ECLI:NL:RBHAA:2011:BQ0075
Rechtbank Haarlem
- Eerste aanleg - meervoudig
- W.J. van Andel
- H.M. van Dam
- J.I. de Vreese-Rood
- Rechtspraak.nl
Afwijzing verzoek tot wraking van de voorzitter van de meervoudige strafkamer in het Klimop-onderzoek
In deze zaak heeft de wrakingskamer van de Rechtbank Haarlem op 4 april 2011 uitspraak gedaan over een verzoek tot wraking van de voorzitter van de meervoudige strafkamer in het Klimop-onderzoek. Het verzoek tot wraking werd ingediend door verzoeker [A], vertegenwoordigd door zijn raadsman mr. H.H.M. van Dijk. De wrakingskamer heeft het verzoek afgewezen, omdat de stelling dat een gerechtvaardigde vrees voor vooringenomenheid van een rechter in de zaak van een verdachte zich zonder meer uitstrekt tot de zaak van een medeverdachte, onjuist is. Alleen bijzondere feiten en omstandigheden kunnen aanleiding geven tot een dergelijke conclusie, maar deze deden zich in dit geval niet voor.
De wrakingskamer heeft vastgesteld dat de zaken van de verdachten in het Klimop-onderzoek, waaronder verzoeker, niet gelijktijdig maar wel gegroepeerd worden behandeld. Tijdens de zittingen van 16, 17 en 18 maart 2011 werden de zaken van medeverdachten behandeld, waarbij de voorzitter van de meervoudige strafkamer, mr. [B], een gedicht voordroeg. Dit leidde tot de wrakingsverzoeken van de verdediging, die meende dat de voorzitter zich al een oordeel had gevormd over de zaak van verzoeker.

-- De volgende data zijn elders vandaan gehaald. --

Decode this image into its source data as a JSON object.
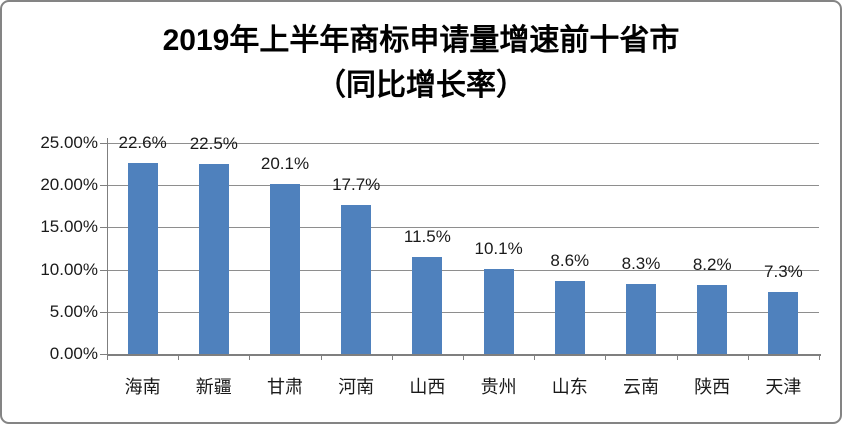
{
  "title": {
    "line1": "2019年上半年商标申请量增速前十省市",
    "line2": "（同比增长率）"
  },
  "chart_data": {
    "type": "bar",
    "title": "2019年上半年商标申请量增速前十省市（同比增长率）",
    "categories": [
      "海南",
      "新疆",
      "甘肃",
      "河南",
      "山西",
      "贵州",
      "山东",
      "云南",
      "陕西",
      "天津"
    ],
    "values": [
      22.6,
      22.5,
      20.1,
      17.7,
      11.5,
      10.1,
      8.6,
      8.3,
      8.2,
      7.3
    ],
    "data_labels": [
      "22.6%",
      "22.5%",
      "20.1%",
      "17.7%",
      "11.5%",
      "10.1%",
      "8.6%",
      "8.3%",
      "8.2%",
      "7.3%"
    ],
    "y_tick_labels": [
      "0.00%",
      "5.00%",
      "10.00%",
      "15.00%",
      "20.00%",
      "25.00%"
    ],
    "ylim": [
      0,
      25
    ],
    "y_step": 5,
    "xlabel": "",
    "ylabel": "",
    "grid": true,
    "legend": false,
    "bar_color": "#4F81BD",
    "grid_color": "#8E8E8E",
    "axis_color": "#7F7F7F",
    "label_color": "#1A1A1A"
  }
}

De rechtbank oordeelde dat de vrees voor vooringenomenheid van de rechter jegens verzoeker niet gerechtvaardigd was, omdat de zaak van verzoeker apart behandeld wordt en de gewraakte gedraging niet leidde tot de conclusie dat de rechter vooringenomen was. De wrakingskamer concludeerde dat de subjectieve en objectieve toets niet waren voldaan en wees het verzoek tot wraking af. De beslissing werd openbaar uitgesproken en er staat geen rechtsmiddel open tegen deze uitspraak.